Ve Lübnan… Yoksul ve yaşlı Lübnan’ın henüz bir hükümeti dahi yok. Güney Sudan, eğer adil bir seçim düzenlenebilirse, ufak bir umut ışığı olabilir ama o kadar da umutlanmayın.
Batı için eski ve tanıdık problemler… Demokrasi kelimesini ağızlarından düşürmüyorlar ve hepsi Arapların kendi istedikleri kişileri seçmelerini sağlayacak “adil seçimler” düzenlemelerinden yana.
20 yıl önce Cezayir’de bunu yapmadılar. Filistin’de yapmadılar ve Lübnan’da sözde Doha anlaşması gereğince bunu yapmadılar. Bunun üzerine Batı onları tehdit etti, ambargo uyguladı, İran konusunda uyardı ve onların, İsrail Batı Şeria’daki kolonileri için Filistinlilerin topraklarını çalarken ağızlarını açmamalarını bekledi. Aslında tüm bu olayların, bir polisin eski bir öğrencinin meyve tezgahına el koyması – ve gencin intiharı – neticesinde başlamasında korkunç bir ironi var çünkü Ben Ali’nin özellikle hastanede can çekişen genci ziyaret etmesi bile ona kamuoyu desteği kazandıramadı. Seneler boyunca bu zavallı adam ülkesini yavaşça özgürleştirmekten söz etti. Fakat tüm diktatörler ülkelerindeki tutsaklar zincirlerinden kurtulmaya başlayınca büyük tehlike altında olduklarını bilir.

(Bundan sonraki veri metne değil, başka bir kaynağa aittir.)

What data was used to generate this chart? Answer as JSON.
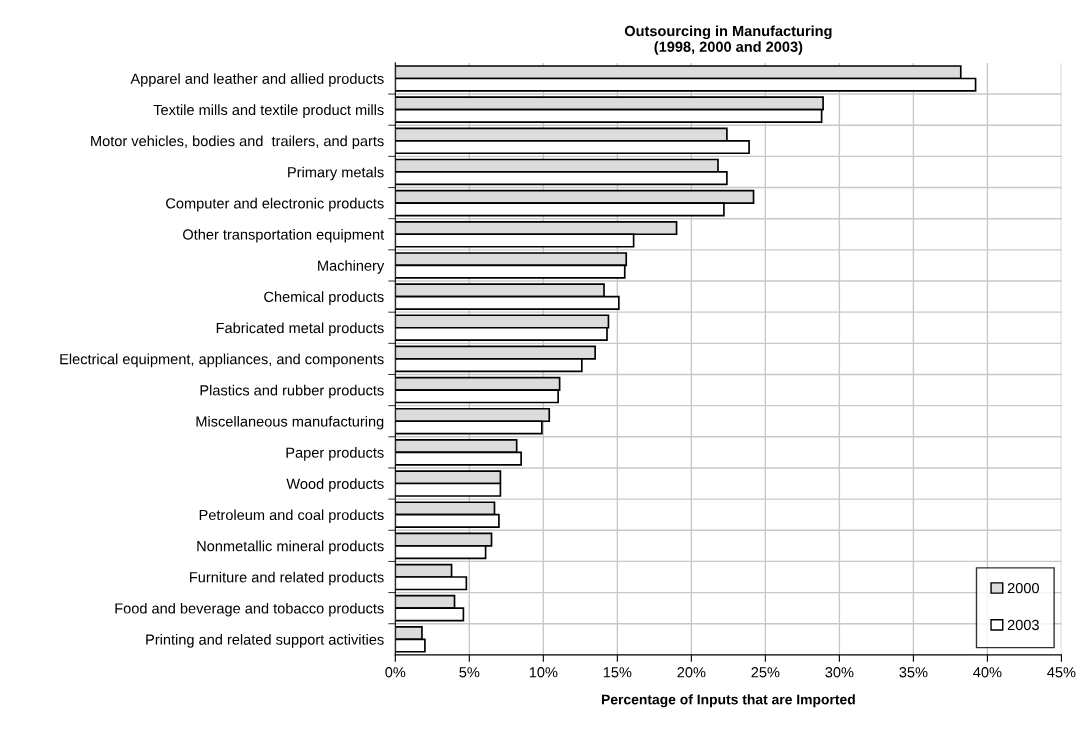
{
  "chart_data": {
    "type": "bar",
    "orientation": "horizontal",
    "title": "Outsourcing in Manufacturing\n(1998, 2000 and 2003)",
    "xlabel": "Percentage of Inputs that are Imported",
    "categories": [
      "Apparel and leather and allied products",
      "Textile mills and textile product mills",
      "Motor vehicles, bodies and  trailers, and parts",
      "Primary metals",
      "Computer and electronic products",
      "Other transportation equipment",
      "Machinery",
      "Chemical products",
      "Fabricated metal products",
      "Electrical equipment, appliances, and components",
      "Plastics and rubber products",
      "Miscellaneous manufacturing",
      "Paper products",
      "Wood products",
      "Petroleum and coal products",
      "Nonmetallic mineral products",
      "Furniture and related products",
      "Food and beverage and tobacco products",
      "Printing and related support activities"
    ],
    "series": [
      {
        "name": "2000",
        "color": "#dcdcdc",
        "values": [
          38.2,
          28.9,
          22.4,
          21.8,
          24.2,
          19.0,
          15.6,
          14.1,
          14.4,
          13.5,
          11.1,
          10.4,
          8.2,
          7.1,
          6.7,
          6.5,
          3.8,
          4.0,
          1.8
        ]
      },
      {
        "name": "2003",
        "color": "#ffffff",
        "values": [
          39.2,
          28.8,
          23.9,
          22.4,
          22.2,
          16.1,
          15.5,
          15.1,
          14.3,
          12.6,
          11.0,
          9.9,
          8.5,
          7.1,
          7.0,
          6.1,
          4.8,
          4.6,
          2.0
        ]
      }
    ],
    "xlim": [
      0,
      45
    ],
    "xticks": [
      {
        "value": 0,
        "label": "0%"
      },
      {
        "value": 5,
        "label": "5%"
      },
      {
        "value": 10,
        "label": "10%"
      },
      {
        "value": 15,
        "label": "15%"
      },
      {
        "value": 20,
        "label": "20%"
      },
      {
        "value": 25,
        "label": "25%"
      },
      {
        "value": 30,
        "label": "30%"
      },
      {
        "value": 35,
        "label": "35%"
      },
      {
        "value": 40,
        "label": "40%"
      },
      {
        "value": 45,
        "label": "45%"
      }
    ],
    "grid": true,
    "legend": "bottom right"
  }
}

Araplar da bu gerçeğe uygun davrandı. Ben Ali ülkeden kaçar kaçmaz seneler boyunca onun parasını yiyen, kürkünü sıvazlayan, pabuçlarını cilalayan Arap gazeteleri adamı kötülemeye başladı. Şimdi Tunus’taki gazeteciler yolsuzluktan, otoriter rejimden, insan haklarının yetersizliklerinden ve kötü yönetimden bahsediyor. Lübnanlı Şair Halil Cibran’ın şu dizeleri kulağa acı ama bir o kadar da isabetli geliyor: “Ne yazık o ulusa ki yeni yöneticisini borazanlarla karşılar ve yalnızca bir diğerini yine borazanlarla karşılamak için yuhalarla uğurlar.” Muhammed Gannuşi, muhtemelen?
Elbette şu anda herkes fiyatlarını düşürmekle, en azından bunu vaat etmekle meşgul. Yemeklik yağ ve ekmek kitlelerin temel gıdalarıdır. Nihayetinde Tunus, Cezayir ve Mısır’da fiyatlar düşecektir. Akla kaçınılmaz olarak şu soru geliyor: “Zaten niye fiyatlar bu kadar yüksek ki?”
Petrolü ve gazı olan Cezayir en az Suudi Arabistan kadar zengin olmalıydı fakat Ortadoğu’nun en kötü istihdam rakamlarına sahipler ve halkın emeklilik dahil hiçbir sosyal hakkı yok çünkü ülkenin generalleri memleketin tüm zenginliklerini İsviçre’ye kaçırdı.
Ve polis gaddarlığı. İşkence hücreleri devam edecek. Batı, diktatörle iyi ilişkilerini sürdürecek ve onların kolluk kuvvetlerini silahlandırmaya devam ederken İsrail’le barış yapmalarını salık verecek. Ve onlar da Batı ne isterse onu yapacak. Ben Ali kaçtı. Şu anda Tunus için daha uysal bir diktatör aranıyor. Ya da haber ajanslarının bu korkunç insanları tanımlamayı sevdiği üzere: “yüce gönüllü bir diktatör.”
Tunus’ta “istikrar” yeniden sağlanana kadar çatışmalar – tıpkı dün olduğu gibi -devam edecektir. Her şeyi göz önünde tutarak şunu söyleyebilirim ki Arap diktatörler çağı henüz sona ermedi.